As Hale begins to intone Eno’s halting phrases, he addresses the audience directly. But his monologues feel awkward, like a call that doesn’t want a response. Eno lets Guy ramble on without developing his odd assortment of random thoughts. Guy lobs question after existential question to the audience but doesn’t come up with any answers. With each incomplete thought that Guy puts forth, a palpable absence fills the theater. Hale is in command, comfortable on his own and enjoying the spotlight. But there’s none of that sitcom machinery whirling around his performance. 

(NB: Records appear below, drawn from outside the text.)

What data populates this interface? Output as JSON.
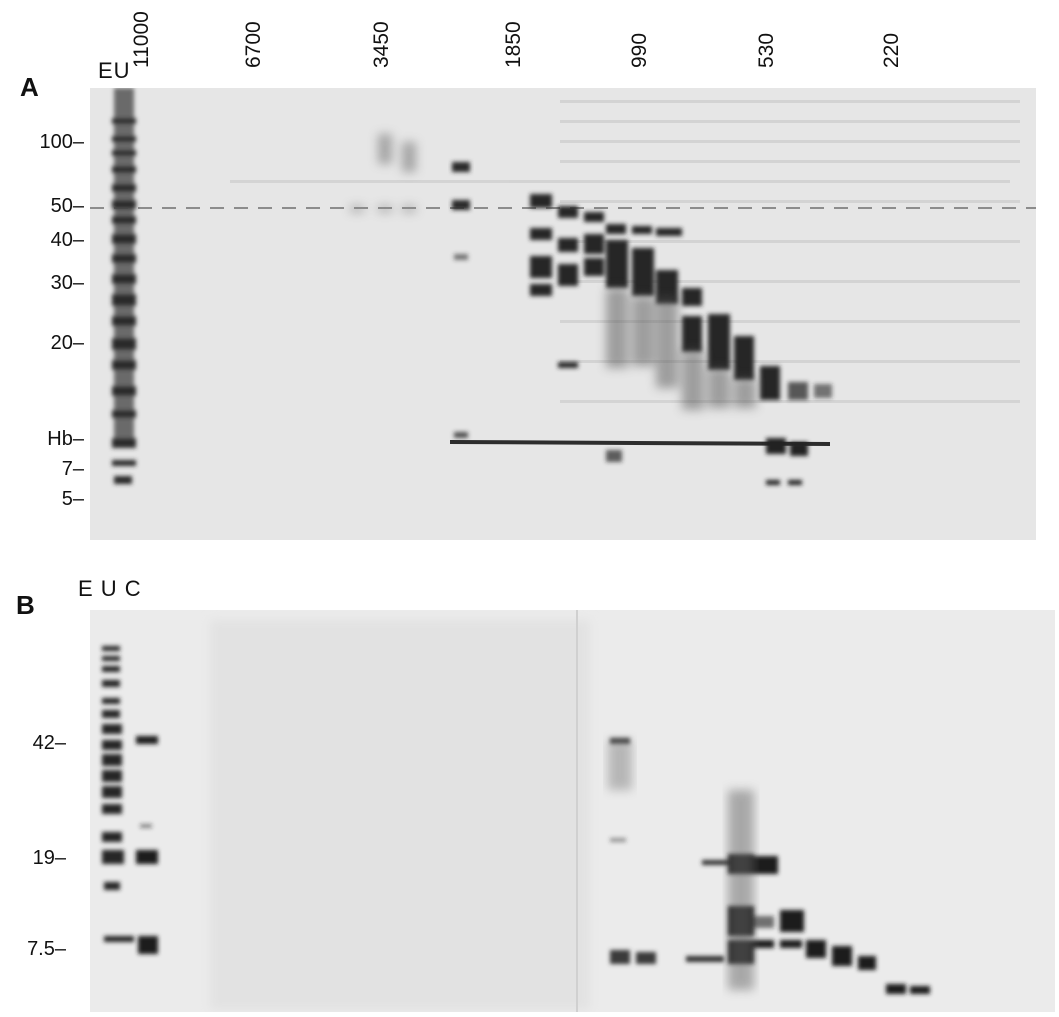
{
  "panel_a": {
    "letter": "A",
    "lane_header": "EU",
    "size_labels": [
      "11000",
      "6700",
      "3450",
      "1850",
      "990",
      "530",
      "220"
    ],
    "markers": [
      "100–",
      "50–",
      "40–",
      "30–",
      "20–",
      "Hb–",
      "7–",
      "5–"
    ]
  },
  "panel_b": {
    "letter": "B",
    "lane_header": "E U C",
    "markers": [
      "42–",
      "19–",
      "7.5–"
    ]
  },
  "colors": {
    "gel_background": "#e8e8e8",
    "band": "#1c1c1c"
  }
}
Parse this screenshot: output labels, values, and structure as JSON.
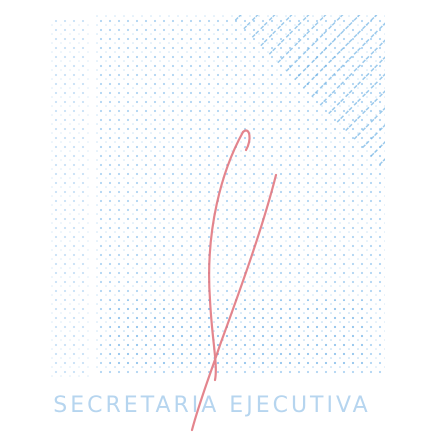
{
  "stamp": {
    "text": "SECRETARIA EJECUTIVA"
  }
}
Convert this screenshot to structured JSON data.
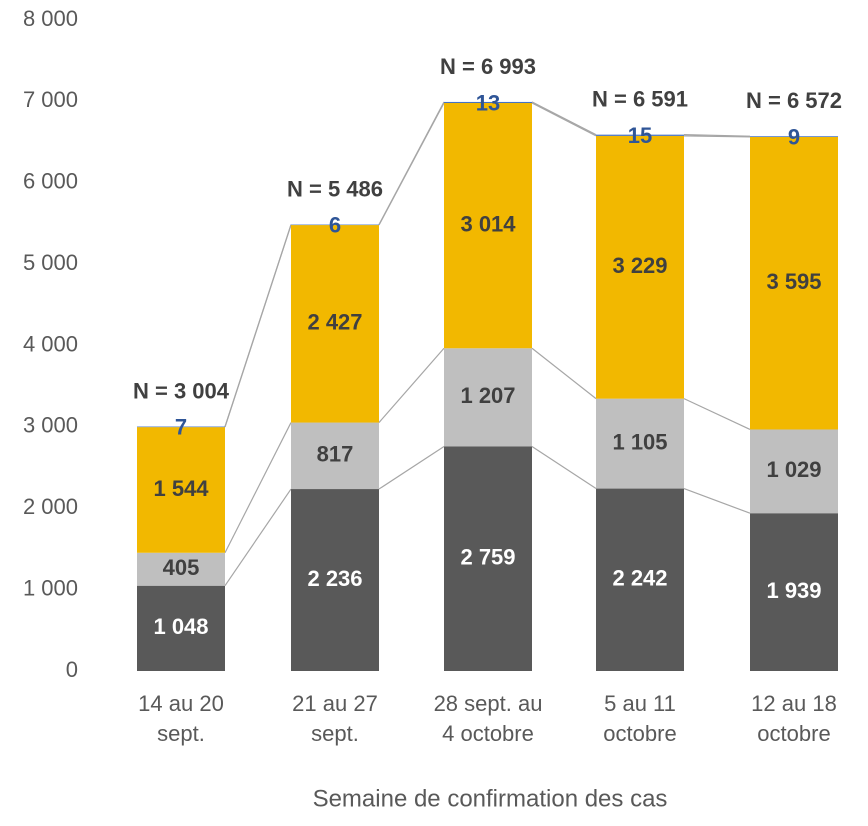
{
  "chart_data": {
    "type": "stacked_bar",
    "x_label": "Semaine de confirmation des cas",
    "categories": [
      [
        "14 au 20",
        "sept."
      ],
      [
        "21 au 27",
        "sept."
      ],
      [
        "28 sept. au",
        "4 octobre"
      ],
      [
        "5 au 11",
        "octobre"
      ],
      [
        "12 au 18",
        "octobre"
      ]
    ],
    "series": [
      {
        "color": "#595959",
        "label_color": "#ffffff",
        "values": [
          1048,
          2236,
          2759,
          2242,
          1939
        ],
        "value_labels": [
          "1 048",
          "2 236",
          "2 759",
          "2 242",
          "1 939"
        ]
      },
      {
        "color": "#bfbfbf",
        "label_color": "#404040",
        "values": [
          405,
          817,
          1207,
          1105,
          1029
        ],
        "value_labels": [
          "405",
          "817",
          "1 207",
          "1 105",
          "1 029"
        ]
      },
      {
        "color": "#f2b800",
        "label_color": "#404040",
        "values": [
          1544,
          2427,
          3014,
          3229,
          3595
        ],
        "value_labels": [
          "1 544",
          "2 427",
          "3 014",
          "3 229",
          "3 595"
        ]
      },
      {
        "color": "#4472c4",
        "label_color": "#2f5597",
        "values": [
          7,
          6,
          13,
          15,
          9
        ]
      }
    ],
    "totals": [
      3004,
      5486,
      6993,
      6591,
      6572
    ],
    "total_labels": [
      "N = 3 004",
      "N = 5 486",
      "N = 6 993",
      "N = 6 591",
      "N = 6 572"
    ],
    "ylim": [
      0,
      8000
    ],
    "yticks": [
      0,
      {
        "value": 1000,
        "label": "1 000"
      },
      {
        "value": 2000,
        "label": "2 000"
      },
      {
        "value": 3000,
        "label": "3 000"
      },
      {
        "value": 4000,
        "label": "4 000"
      },
      {
        "value": 5000,
        "label": "5 000"
      },
      {
        "value": 6000,
        "label": "6 000"
      },
      {
        "value": 7000,
        "label": "7 000"
      },
      {
        "value": 8000,
        "label": "8 000"
      }
    ],
    "connector_lines": true,
    "grid": false
  }
}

Instead, Eno constructs an anti-play specifically designed not to entertain you. There is no plot, character, or narrative to ground Wakey, Wakey. He provides Guy with a remote control device so that he can bring up slides or videos onto the screen behind him. They may be of sentimental value only if they summon up a memory of your own. The playwright repeatedly breaks the fourth wall with this device. Guy pushes the wrong button a couple of times and music plays or the house lights come up by mistake. Then Guy apologizes for not knowing how to work the thing. For a play that goes to great lengths to point out its own artifice, the remote control bit feels unnecessary and disingenuous.  

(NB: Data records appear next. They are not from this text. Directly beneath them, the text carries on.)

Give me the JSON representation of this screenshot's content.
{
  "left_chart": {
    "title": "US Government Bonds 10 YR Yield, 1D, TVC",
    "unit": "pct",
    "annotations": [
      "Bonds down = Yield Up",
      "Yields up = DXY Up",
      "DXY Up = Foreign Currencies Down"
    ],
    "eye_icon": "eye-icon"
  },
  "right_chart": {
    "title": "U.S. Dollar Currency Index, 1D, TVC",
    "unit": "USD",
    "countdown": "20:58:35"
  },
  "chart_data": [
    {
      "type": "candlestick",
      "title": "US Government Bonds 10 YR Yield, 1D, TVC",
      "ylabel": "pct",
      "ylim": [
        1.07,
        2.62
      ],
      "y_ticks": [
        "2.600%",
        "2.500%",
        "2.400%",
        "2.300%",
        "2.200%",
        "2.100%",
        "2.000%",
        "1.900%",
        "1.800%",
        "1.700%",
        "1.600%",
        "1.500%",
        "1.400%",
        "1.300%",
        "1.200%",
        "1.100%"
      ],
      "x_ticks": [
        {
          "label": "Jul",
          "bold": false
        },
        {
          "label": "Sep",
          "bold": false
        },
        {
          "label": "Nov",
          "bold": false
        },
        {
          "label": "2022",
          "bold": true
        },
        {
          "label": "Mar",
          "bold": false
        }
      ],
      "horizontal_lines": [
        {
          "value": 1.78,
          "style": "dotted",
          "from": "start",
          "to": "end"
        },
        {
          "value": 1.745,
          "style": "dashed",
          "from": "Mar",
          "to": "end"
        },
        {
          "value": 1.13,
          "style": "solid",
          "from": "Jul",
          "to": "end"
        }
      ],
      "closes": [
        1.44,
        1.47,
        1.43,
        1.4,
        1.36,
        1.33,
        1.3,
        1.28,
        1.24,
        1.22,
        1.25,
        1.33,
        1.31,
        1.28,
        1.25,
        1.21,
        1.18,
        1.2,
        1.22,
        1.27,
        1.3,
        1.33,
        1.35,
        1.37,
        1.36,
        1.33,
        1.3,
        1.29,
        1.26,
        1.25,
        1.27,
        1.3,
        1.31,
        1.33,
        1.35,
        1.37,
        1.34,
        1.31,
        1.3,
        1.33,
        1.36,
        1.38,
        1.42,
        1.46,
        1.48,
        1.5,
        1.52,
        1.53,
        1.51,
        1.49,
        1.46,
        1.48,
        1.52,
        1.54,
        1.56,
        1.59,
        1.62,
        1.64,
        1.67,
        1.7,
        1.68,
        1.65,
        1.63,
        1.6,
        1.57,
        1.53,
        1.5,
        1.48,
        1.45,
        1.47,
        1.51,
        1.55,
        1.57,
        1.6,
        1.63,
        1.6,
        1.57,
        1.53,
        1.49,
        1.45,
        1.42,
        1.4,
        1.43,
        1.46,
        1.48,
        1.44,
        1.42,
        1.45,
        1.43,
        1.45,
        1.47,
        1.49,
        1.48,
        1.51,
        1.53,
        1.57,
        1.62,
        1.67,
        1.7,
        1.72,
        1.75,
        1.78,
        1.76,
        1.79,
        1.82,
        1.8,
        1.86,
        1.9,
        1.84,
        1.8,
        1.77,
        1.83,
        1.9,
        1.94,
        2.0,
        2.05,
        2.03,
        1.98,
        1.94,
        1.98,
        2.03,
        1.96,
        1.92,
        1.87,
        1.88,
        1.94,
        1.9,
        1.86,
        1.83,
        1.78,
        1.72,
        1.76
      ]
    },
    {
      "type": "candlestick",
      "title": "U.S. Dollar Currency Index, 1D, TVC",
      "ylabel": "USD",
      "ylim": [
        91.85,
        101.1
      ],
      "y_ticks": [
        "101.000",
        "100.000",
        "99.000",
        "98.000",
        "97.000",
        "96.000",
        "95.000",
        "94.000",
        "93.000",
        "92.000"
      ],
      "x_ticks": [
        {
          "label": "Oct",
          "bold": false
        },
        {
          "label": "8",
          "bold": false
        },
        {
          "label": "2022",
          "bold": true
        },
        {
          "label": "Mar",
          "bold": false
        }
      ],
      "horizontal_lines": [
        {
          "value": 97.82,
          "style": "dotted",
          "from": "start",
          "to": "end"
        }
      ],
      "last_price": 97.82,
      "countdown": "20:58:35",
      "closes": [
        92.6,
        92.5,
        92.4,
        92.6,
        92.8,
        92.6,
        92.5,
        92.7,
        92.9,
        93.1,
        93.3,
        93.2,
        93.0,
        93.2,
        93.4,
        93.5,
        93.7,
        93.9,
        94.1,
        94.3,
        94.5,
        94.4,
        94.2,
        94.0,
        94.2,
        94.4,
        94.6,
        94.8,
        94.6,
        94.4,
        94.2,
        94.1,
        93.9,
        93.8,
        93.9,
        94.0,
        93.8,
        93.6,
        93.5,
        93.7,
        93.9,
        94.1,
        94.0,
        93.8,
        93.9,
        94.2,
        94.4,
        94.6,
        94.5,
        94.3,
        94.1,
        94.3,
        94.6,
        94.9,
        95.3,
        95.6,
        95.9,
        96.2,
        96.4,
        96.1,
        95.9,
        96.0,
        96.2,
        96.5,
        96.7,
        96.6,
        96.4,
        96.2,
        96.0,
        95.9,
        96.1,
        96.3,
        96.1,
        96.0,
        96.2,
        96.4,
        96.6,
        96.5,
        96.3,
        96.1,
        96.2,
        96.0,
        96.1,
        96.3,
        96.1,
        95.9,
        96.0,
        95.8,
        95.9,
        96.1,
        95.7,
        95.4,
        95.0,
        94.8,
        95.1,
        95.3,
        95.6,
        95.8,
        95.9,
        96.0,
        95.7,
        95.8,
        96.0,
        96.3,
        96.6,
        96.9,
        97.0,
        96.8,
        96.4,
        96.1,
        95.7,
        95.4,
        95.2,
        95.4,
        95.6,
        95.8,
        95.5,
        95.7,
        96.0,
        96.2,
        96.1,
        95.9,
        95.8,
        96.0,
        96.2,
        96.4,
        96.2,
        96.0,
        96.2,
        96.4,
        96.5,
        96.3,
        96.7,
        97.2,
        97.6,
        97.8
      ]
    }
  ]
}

At one point, someone in the audience sneezed. It prompted Hale to say, “Bless you.” Shortly after that, when a mobile phone rang, followed by a second one, he paused to acknowledge the interruptions before incorporating his annoyance into the line readings. For a few minutes, you could see Buster Bluth’s furious glare in his eyes. But this shift in mood offered evidence that Hale was acting or being in the moment — Eno’s recurring mantra for Wakey, Wakey.       

As if he could sense the audience’s increasing impatience with his meandering mind, Guy turned his wheelchair around to play a video of screeching, screaming animals, the kind you can see all over YouTube. None of them seemed to be in pain but their pure expression of emotion, so craftily stitched together, felt like a welcome relief. Up to that point, we’d been held captive to Guy’s confusion as well as his condescension. He eventually led us in a meditation to encourage us to be present and kind. We were asked, politely, to picture the one person we’ve loved the most. It was a lesson in gratitude that was first offered at the Esalen Institute in the 1960s. 

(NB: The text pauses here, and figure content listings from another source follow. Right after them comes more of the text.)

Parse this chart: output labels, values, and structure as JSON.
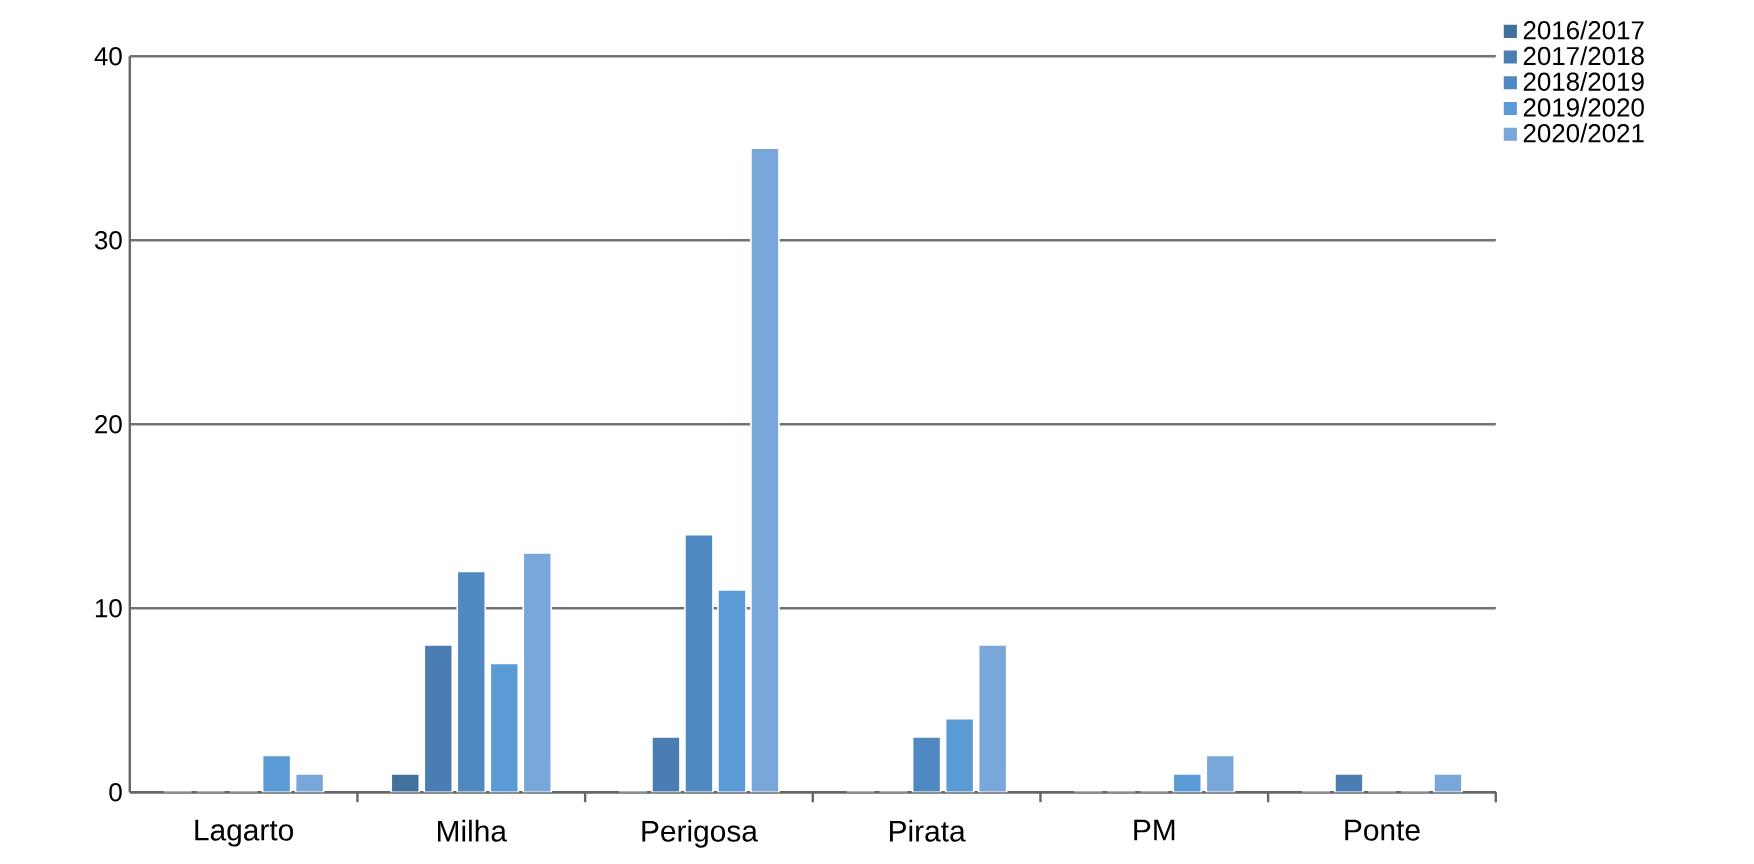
{
  "chart_data": {
    "type": "bar",
    "categories": [
      "Lagarto",
      "Milha",
      "Perigosa",
      "Pirata",
      "PM",
      "Ponte"
    ],
    "series": [
      {
        "name": "2016/2017",
        "color": "#41719c",
        "values": [
          0,
          1,
          0,
          0,
          0,
          0
        ]
      },
      {
        "name": "2017/2018",
        "color": "#4a7eb2",
        "values": [
          0,
          8,
          3,
          0,
          0,
          1
        ]
      },
      {
        "name": "2018/2019",
        "color": "#5089c2",
        "values": [
          0,
          12,
          14,
          3,
          0,
          0
        ]
      },
      {
        "name": "2019/2020",
        "color": "#5b9bd5",
        "values": [
          2,
          7,
          11,
          4,
          1,
          0
        ]
      },
      {
        "name": "2020/2021",
        "color": "#7aa7da",
        "values": [
          1,
          13,
          35,
          8,
          2,
          1
        ]
      }
    ],
    "ylim": [
      0,
      40
    ],
    "yticks": [
      0,
      10,
      20,
      30,
      40
    ],
    "grid": "y",
    "legend": "top right"
  }
}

I didn’t mind the peace-loving, microdosing vibe that Eno sent out. But Wakey, Wakey is going to disappoint anyone looking to find Hale’s funny bones flailing about in an ironic state of distress. He’s charismatic enough to hold your attention but the words that keep coming out of his mouth stop making sense. The play lacks a character to empathize with like the one in Margaret Edson’s Wit, which dramatizes the specificity of one woman’s life and her imminent death. 

We see a photograph of Guy when he was a boy but we don’t get to know anything more about him. Eno, like a TV director on the CW, drops a pop song and a bunch of balloons to create the feeling that’s missing from the script. They don’t compensate for a vague and ultimately inarticulate protagonist.

Wakey, Wakey, through Feb. 16, at A.C.T.’s Geary Theater, 415 Geary St. $15-$110; 415-749-2228 or act-sf.org.